Três grandes santos encontram-se em Roma

São Felipe Néri
Nas apinhadas ruas da Cidade Eterna, encontrava-se com todo mundo, inclusive santos. Um deles era o grande Felipe Neri, tão jovial e cheio de bom humor quanto Frei Félix. E eles se saudavam à sua maneira:

- Bom dia, Frei Félix - dizia-lhe Felipe -. Oxalá o queimem pelo amor de Deus. Assim irá mais depressa ao Paraíso!

- Saúde, Padre Felipe - respondia-lhe o capuchinho -. Oxalá o matem a pauladas e o esquartejem em nome de Cristo!

Era comum ver-se em Roma esse espetáculo inusitado: o capuchinho ajoelhar-se para receber a bênção do Padre Felipe, e este ajoelhar-se ao mesmo tempo, pedindo a bênção de Frei Félix.

Certo dia Frei Félix encontrou-se na rua com o próprio Papa, que lhe suplicou um pedaço de pão ganho de esmola. Mas que pegasse um qualquer, sem escolher. O capuchinho enfiou a mão no alforje e tirou justamente um pão preto e ressequido que deu ao Papa, sorrindo e dizendo: "Ainda bem, Santo Padre, que Vossa Santidade também já foi monge!"

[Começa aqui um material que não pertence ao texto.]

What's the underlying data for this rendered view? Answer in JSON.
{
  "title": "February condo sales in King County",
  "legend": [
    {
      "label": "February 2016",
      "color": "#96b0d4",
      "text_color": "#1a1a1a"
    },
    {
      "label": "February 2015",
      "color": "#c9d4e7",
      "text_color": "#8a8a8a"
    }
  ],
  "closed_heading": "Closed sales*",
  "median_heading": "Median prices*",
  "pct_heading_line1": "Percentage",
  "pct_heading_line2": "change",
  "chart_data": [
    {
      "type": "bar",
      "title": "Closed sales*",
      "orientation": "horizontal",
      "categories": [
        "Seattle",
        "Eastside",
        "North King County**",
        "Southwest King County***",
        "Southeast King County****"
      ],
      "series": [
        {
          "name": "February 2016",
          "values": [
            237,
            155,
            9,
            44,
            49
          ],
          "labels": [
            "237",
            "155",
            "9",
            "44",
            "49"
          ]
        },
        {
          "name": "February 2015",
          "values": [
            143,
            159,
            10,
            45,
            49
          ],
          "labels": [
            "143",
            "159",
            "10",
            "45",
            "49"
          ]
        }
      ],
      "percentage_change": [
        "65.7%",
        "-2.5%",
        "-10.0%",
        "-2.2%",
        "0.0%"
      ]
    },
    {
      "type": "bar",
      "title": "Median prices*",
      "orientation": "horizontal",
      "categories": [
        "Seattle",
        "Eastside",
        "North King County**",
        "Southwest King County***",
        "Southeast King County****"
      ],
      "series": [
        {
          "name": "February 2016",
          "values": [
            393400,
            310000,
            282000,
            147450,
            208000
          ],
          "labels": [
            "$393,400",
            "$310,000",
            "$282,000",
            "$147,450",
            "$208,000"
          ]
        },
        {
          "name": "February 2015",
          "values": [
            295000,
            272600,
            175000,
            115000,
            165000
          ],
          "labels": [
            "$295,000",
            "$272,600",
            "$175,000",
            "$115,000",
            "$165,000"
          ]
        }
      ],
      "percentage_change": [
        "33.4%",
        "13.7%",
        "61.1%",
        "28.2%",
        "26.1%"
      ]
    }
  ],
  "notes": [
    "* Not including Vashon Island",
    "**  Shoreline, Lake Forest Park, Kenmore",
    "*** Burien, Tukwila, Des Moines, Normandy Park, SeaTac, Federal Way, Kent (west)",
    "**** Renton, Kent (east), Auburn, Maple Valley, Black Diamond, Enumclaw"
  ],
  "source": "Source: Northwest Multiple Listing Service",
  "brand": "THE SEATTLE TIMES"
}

Outro santo que admirava e procurava a amizade de Frei Félix era o Cardeal Carlos Borromeu. Pediu-lhe este um conselho para transmitir a seus sacerdotes, a fim de progredirem na virtude. Frei Félix respondeu: "Que cada sacerdote se preocupe em celebrar muito bem a Missa e em rezar muito devotamente os salmos que têm que rezar cada dia, no Ofício Divino".

Em outra ocasião, São Carlos Borromeu pediu a São Felipe Neri que revisse umas regras que havia redigido para alguns oblatos. São Felipe pediu-lhe que as mostrasse a São Félix. Este ficou estupefato, pois era quase analfabeto e sem estudos. Mas São Carlos Borromeu insistiu e ele fez a revisão, mostrando alguns pontos em que havia um pouco demais de severidade. O Cardeal admirou a prudência e sabedoria do humilde leigo.

Quando perguntavam a Frei Félix de onde lhe vinha tanta sabedoria, ele respondia: "Toda minha ciência está encerrada em um livrinho de seis letras: cinco vermelhas, as chagas de Cristo, e uma branca, a Virgem Imaculada".

Nossa Senhora entrega-lhe o Menino Jesus

E a devoção de Félix à Virgem manifestava-se a cada passo, nas ruas da Cidade Eterna, diante das inúmeras Madonas que adornam prédios e monumentos. Dizia: "Lembrai-vos que sois minha Mãe. E eu sou sempre um pobre menino, e os meninos não podem andar sem a ajuda da mãe. Não me solteis jamais de vossas mãos".

Um dia em que Frei Félix rezava no convento diante de uma imagem de Nossa Senhora com o Menino, esta, segundo testemunha ocular, cedeu-lhe o Menino para que o acariciasse. Isso foi imortalizado numa tela pelo grande pintor Murilo.

Frei Félix possuía outro talento: dotado de bela voz de barítono, compunha e cantava canções religiosas, que logo se tornaram populares em Roma.

Um seu contemporâneo assim o descreve: "Baixo de estatura, mas de corpo cheio e decentemente robusto. A fronte espaçosa e enrugada, as narinas abertas, a cabeça algo grande, os olhos vivos e de cor puxando para o negro; a boca, não afeminada, mas grave e viril, e o rosto alegre e cheio de rugas; a barba não comprida, mas inculta e espessa; a voz aprazível e sonora; a linguagem de tal qualidade que, se bem que rústico, por ser simples e humilde, convertia em formosura a rusticidade".


Prêmio da glória eterna e canonização

Túmulo de São Félix na Igreja dos Capuchinhos, em Roma
Em sua vida de religioso, diz um seu biógrafo, Frei Félix praticou com perfeição exemplar os três votos monásticos: "Obediente, sem vacilações nem resistências; pobre até os limites do mais absoluto desprendimento; e casto, com a inocência de quem não conheceu derrotas nem sabe o que é a malícia da paixão".(1)

Enfim, em maio de 1587, aos 72 anos de idade, Frei Félix de Cantalício entregou sua pura e inocente alma a Deus.

O povo de Roma quis canonizá-lo imediatamente. O Papa reinante, Sixto V, que o conhecera bem, coletou 18 milagres operados pelo Santo para sua beatificação. Frei Félix de Cantalício foi canonizado em 1712.